In the volume ninety of his Bihar al-anwar, al-Allama al-Majlisi has devoted a chapter to the meaning and the virtues of al-Tasbihat al-Arba'a.[5] the recitation of al-Tasbihat al-Arba'a is recommended for closeness to God, preventing catastrophes in this world[6], and the prayers being responded by God[7][8]

Notes

  1. Fāḍilī, Irfān-i Namāz, p. 85.
  2. Banī Hashimī, Tawḍīḥ al-masāʾil-i marājiʿ, vol. 1, p. 552.
  3. Qummi, Dastūr al-ʿamal, p. 267.
  4. Qummi, Mafātīḥ al-jinān, Under the prayers of the nights of the month of Ramadan.
  5. Majlisī, Biḥār al-anwār, vol. 90, p. 166-175.
  6. Imam al-Sadiq (a) said: "one day the Prophet (s) told his companion: if you collect all your clothes and dishes and put on top of each other, will they reach the sky?

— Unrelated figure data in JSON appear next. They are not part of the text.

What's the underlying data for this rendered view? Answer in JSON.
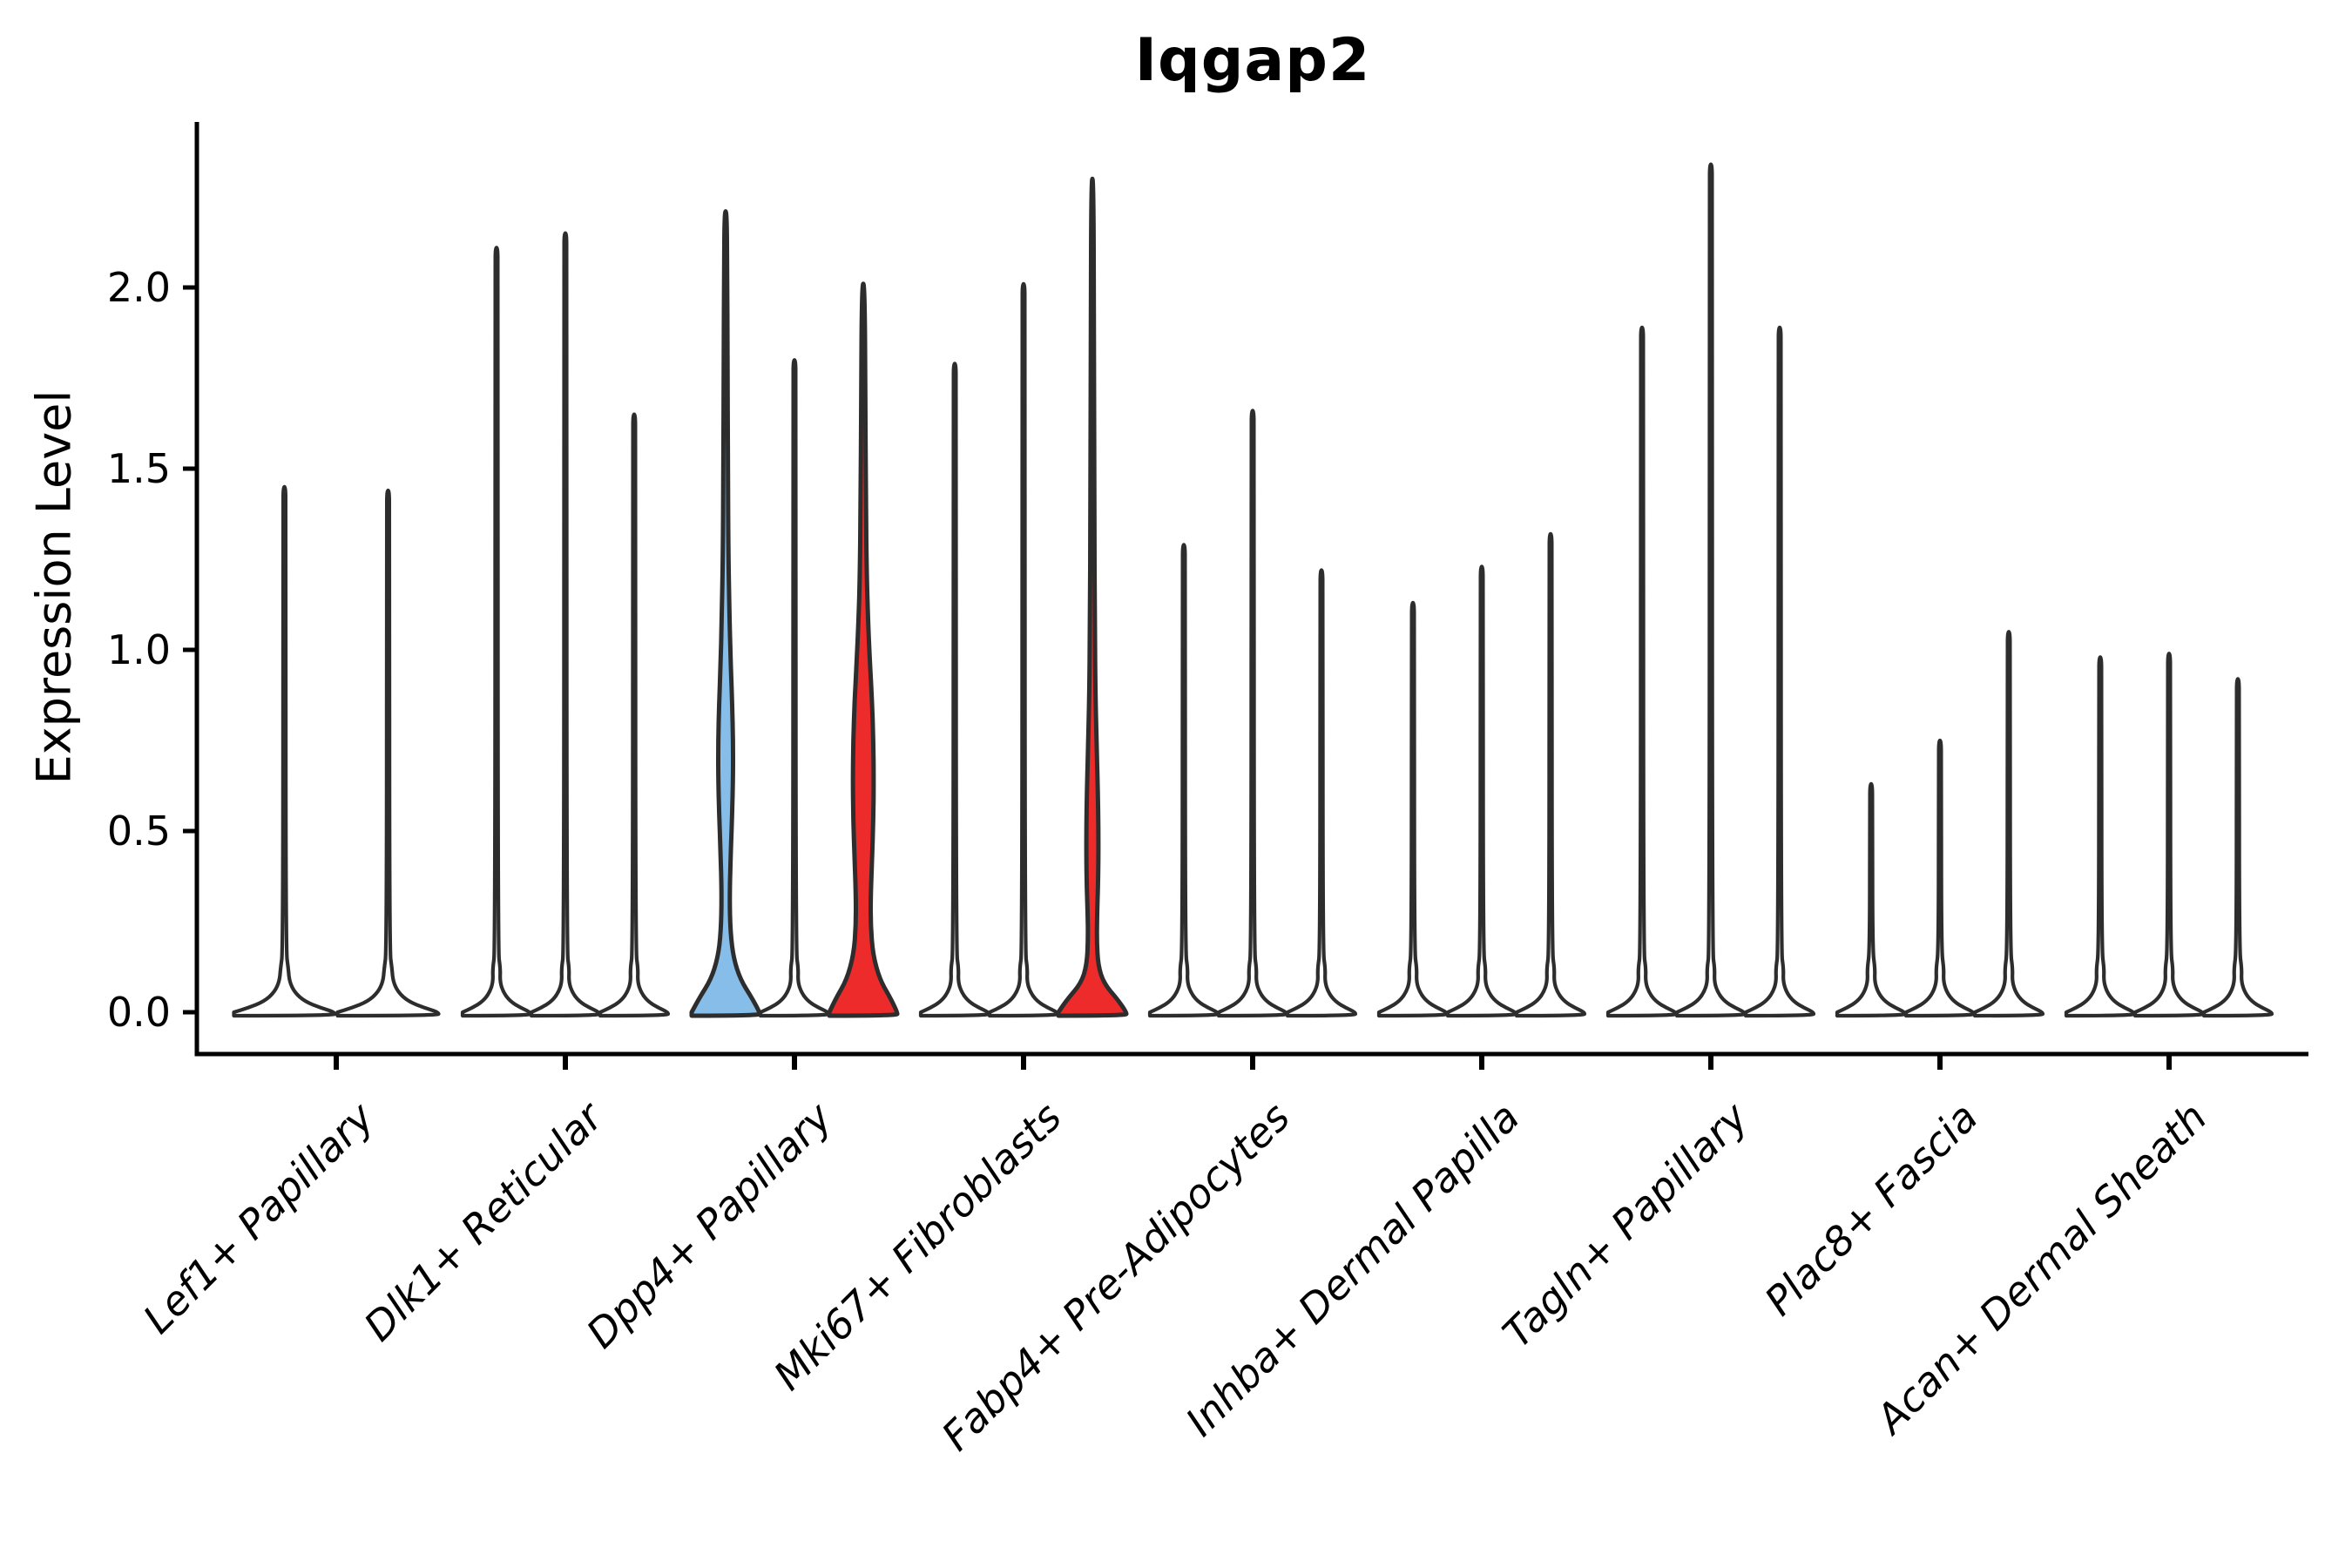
{
  "chart_data": {
    "type": "violin",
    "title": "Iqgap2",
    "ylabel": "Expression Level",
    "yticks": [
      0.0,
      0.5,
      1.0,
      1.5,
      2.0
    ],
    "ylim": [
      -0.1,
      2.46
    ],
    "grid": false,
    "legend": false,
    "categories": [
      "Lef1+ Papillary",
      "Dlk1+ Reticular",
      "Dpp4+ Papillary",
      "Mki67+ Fibroblasts",
      "Fabp4+ Pre-Adipocytes",
      "Inhba+ Dermal Papilla",
      "Tagln+ Papillary",
      "Plac8+ Fascia",
      "Acan+ Dermal Sheath"
    ],
    "palette": {
      "highlight_blue": "#86BEE9",
      "highlight_red": "#EE2B2B",
      "violin_fill": "#ffffff",
      "violin_outline": "#2D2D2D",
      "axis": "#000000"
    },
    "groups": [
      {
        "category": "Lef1+ Papillary",
        "violins": [
          {
            "max": 1.45
          },
          {
            "max": 1.44
          }
        ]
      },
      {
        "category": "Dlk1+ Reticular",
        "violins": [
          {
            "max": 2.11
          },
          {
            "max": 2.15
          },
          {
            "max": 1.65
          }
        ]
      },
      {
        "category": "Dpp4+ Papillary",
        "violins": [
          {
            "max": 2.21,
            "fill": "highlight_blue",
            "profile": [
              [
                0,
                39
              ],
              [
                0.04,
                30
              ],
              [
                0.09,
                17
              ],
              [
                0.15,
                9
              ],
              [
                0.22,
                5.5
              ],
              [
                0.32,
                4.5
              ],
              [
                0.45,
                6
              ],
              [
                0.55,
                7.5
              ],
              [
                0.65,
                8.5
              ],
              [
                0.75,
                8.5
              ],
              [
                0.85,
                7.5
              ],
              [
                0.95,
                6
              ],
              [
                1.08,
                4.5
              ],
              [
                1.25,
                3.2
              ],
              [
                1.5,
                2.6
              ],
              [
                1.8,
                2.2
              ],
              [
                2.05,
                1.8
              ],
              [
                2.21,
                1.2
              ]
            ]
          },
          {
            "max": 1.8
          },
          {
            "max": 2.01,
            "fill": "highlight_red",
            "profile": [
              [
                0,
                39
              ],
              [
                0.04,
                31
              ],
              [
                0.09,
                19
              ],
              [
                0.16,
                11
              ],
              [
                0.24,
                8.5
              ],
              [
                0.32,
                8.5
              ],
              [
                0.42,
                10
              ],
              [
                0.53,
                11.5
              ],
              [
                0.64,
                12
              ],
              [
                0.75,
                11.5
              ],
              [
                0.86,
                10
              ],
              [
                0.97,
                7.5
              ],
              [
                1.08,
                5.5
              ],
              [
                1.2,
                4
              ],
              [
                1.4,
                3
              ],
              [
                1.7,
                2.4
              ],
              [
                2.01,
                1.5
              ]
            ]
          }
        ]
      },
      {
        "category": "Mki67+ Fibroblasts",
        "violins": [
          {
            "max": 1.79
          },
          {
            "max": 2.01
          },
          {
            "max": 2.3,
            "fill": "highlight_red",
            "profile": [
              [
                0,
                39
              ],
              [
                0.035,
                29
              ],
              [
                0.08,
                13
              ],
              [
                0.13,
                6.5
              ],
              [
                0.2,
                5
              ],
              [
                0.28,
                5.5
              ],
              [
                0.38,
                6.8
              ],
              [
                0.5,
                7
              ],
              [
                0.62,
                6.2
              ],
              [
                0.74,
                4.8
              ],
              [
                0.88,
                3.5
              ],
              [
                1.05,
                2.8
              ],
              [
                1.4,
                2.2
              ],
              [
                1.9,
                1.8
              ],
              [
                2.3,
                1.2
              ]
            ]
          }
        ]
      },
      {
        "category": "Fabp4+ Pre-Adipocytes",
        "violins": [
          {
            "max": 1.29
          },
          {
            "max": 1.66
          },
          {
            "max": 1.22
          }
        ]
      },
      {
        "category": "Inhba+ Dermal Papilla",
        "violins": [
          {
            "max": 1.13
          },
          {
            "max": 1.23
          },
          {
            "max": 1.32
          }
        ]
      },
      {
        "category": "Tagln+ Papillary",
        "violins": [
          {
            "max": 1.89
          },
          {
            "max": 2.34
          },
          {
            "max": 1.89
          }
        ]
      },
      {
        "category": "Plac8+ Fascia",
        "violins": [
          {
            "max": 0.63
          },
          {
            "max": 0.75
          },
          {
            "max": 1.05
          }
        ]
      },
      {
        "category": "Acan+ Dermal Sheath",
        "violins": [
          {
            "max": 0.98
          },
          {
            "max": 0.99
          },
          {
            "max": 0.92
          }
        ]
      }
    ]
  }
}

They said: no, O the messenger of God! He said: when you are done with saying your prayer, recite "subhan Allah, wa l-hamd li-llah, wa la ilah illa Allah, wa Allah akbar" thirty times, because these words prevent destructions, drowning, burning, falling in the water well, being eaten by predatory animals, any bad death, and any trouble and catastrophe for the person on that day, and these words are follow-ups.
  7. Imam al-Sadiq (a) said: "if one recites "subhan Allah, wa l-hamd il-llah, wa la ilah illa Allah, wa Allah Akbar" forty times in the follow-ups of his obligatory prayers before on is comfortable seated and then ask God something, God will give him whatever he wants".
  8. Sayyid b. Ṭāwūs, Adab-i Ḥuḍūr, vol. 1, p. 293-294.

References

  • Banī Hāshimī Khomeinī, Sayyid Muḥammad Ḥasan. Tawḍīḥ al-masāʾil-i marājiʿ muṭābiq-i fatawa-yi 13 nafar az marājiʿ muʿaẓam-i taqlīd. Qom: Daftar-i Intishārāt-i Islāmī-yi Jāmiʿa-yi Mudarrisīn, 1385 Sh.
  • Fāḍilī, Qādir. Irfān-i Namāz. Tehran: Nashr-i Faḍīlāt-i ʿIlm, 1388 Sh.
  • Majlisī, Muḥammad Bāqir al-. Biḥār al-anwār al-jāmiʿa li-durar akhbār al-aʾimmat al-aṭhār. Beirut: Dār Iḥyāʾ al-Turath al-ʿArabī, 1403 AH.
  • Qummi, Shaykh ʿAbbas al-. Dastūr al-ʿamal wa murwārīdha-yi dirakhshān (al-Laʾālī al-manthūra) . Edited by Muḥammad Ḥusayn Rabbānī. Qom: Nashr-i ʿAhd, 1381 Sh.
  • Sayyid b. Ṭāwūs, ʿAlī b. Mūsā. Adab-i Ḥuḍūr. Translated by Muḥammad Rūḥī. Qom: Intishārāt-i Anṣārī, 1380 Sh.